Re: Fireplace - ethanol based8
May 30, 2007 1:43 pm
I agree Steve.I think open fireplaces belong in old country pubs and outside pergola areas where they provide a great focal point.We light ours when we have people here for tea on a winters night and they just love sitting around it.If you build them right you can get quite abit of heat out of them despite what they say.Regards Terry
Re: Fireplace - ethanol based9
May 30, 2007 2:50 pm
I think you will find an interesting bit of info at the link below re metho's performance. Around half that of gas.
As per my original point - Metho is not a HOT fuel, and weight for weight, bang for buck it might not be that good a choice.
I think there are also issues of how much fuel you have to store at home to use it.
Does your insurance policy cover holding 100 litre (let's say 20 days supply) of metho beside your house. Make sure it does!!!
Also metho evaporates pretty quickly, so really it would be better in 20 litre drums, then you have to decant etc to use it.
I have had oil heaters in one house and this is basically a low grade heating kero with a 100litre tank and that got very expensive to run due to the cost of oil based products.
I think this thing is more a looks nice, etc, but just a flame in the air is not that efficient - it should be heating a solid surface - ie like the gas log fires which heat up a solid mass for extra heat release.
Have you looked at gas space heating, and maybe some extra insulation to lower your heating needs.

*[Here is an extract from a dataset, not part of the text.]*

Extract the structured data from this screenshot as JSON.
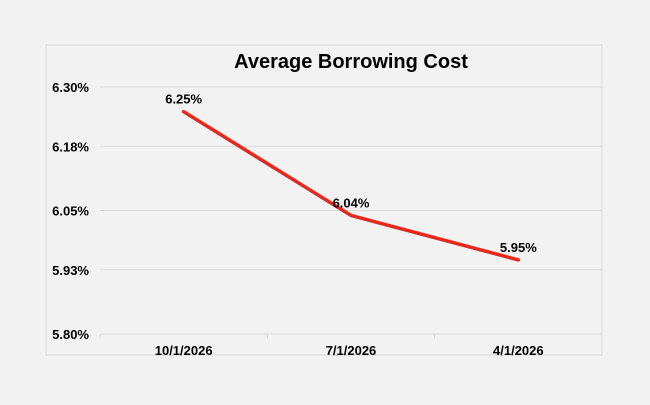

As I've said before, I lived in a swedish house in 10 degree weather with no heating on and 3 people's body heat kept the house at around 22 inside.
Hope this helps.
Re: Fireplace - ethanol based10
May 30, 2007 2:55 pm
We'd be having a fireplace purely for the "ambience" factor as the house will have ducted reverse cycle AC, plus passive solar design and insulation (R3 in the ceiling, R1.5 in the walls).
I don't think we'll turn on the ducted heating in the bedrooms - more likely use something like Econoheat: http://www.econoheatsa.com.au/
(We don't really want to have A/C - but it's better to have it installed for re-sale value of the home)
Re: Fireplace - ethanol based11
May 30, 2007 3:23 pm
Cool.... Or is that WARM...
If it's not as primary heatting then it could be ideal for ambience.
Or you could buy one of those silk fire things with air flicking it up for ambience (NOT) Or throw a bowl of metho on the floor light it up and cover it over with a piece of tin when you've had enough
On the other front, how much $ do you think the aircon helps with resale, I say zip to me but that's because I see it as a no value thing for me.
Re: Fireplace - ethanol based12
May 30, 2007 3:40 pm
Sydney siders are in love with their air-con units. Not sure what Adelaide summers are like, but Sydney's are hot and humid - it's more the humidity that people are likely to use the air con for.
I'd also say it's because most project builders that do big box mansions that aren't designed for passive heating & cooling need it!
Re: Fireplace - ethanol based14
Nov 22, 2010 11:37 pm
I think for looks they're a great alternative to an 8k (plus surrounds) built in- then again the 8k one we're looking at having doesn't have enough heat output for out open living area either.
If you actually want to use it to heat, then you're wasting money. If you are running your heating AND the good looking heater at the same time, that's just plain bad for the planet.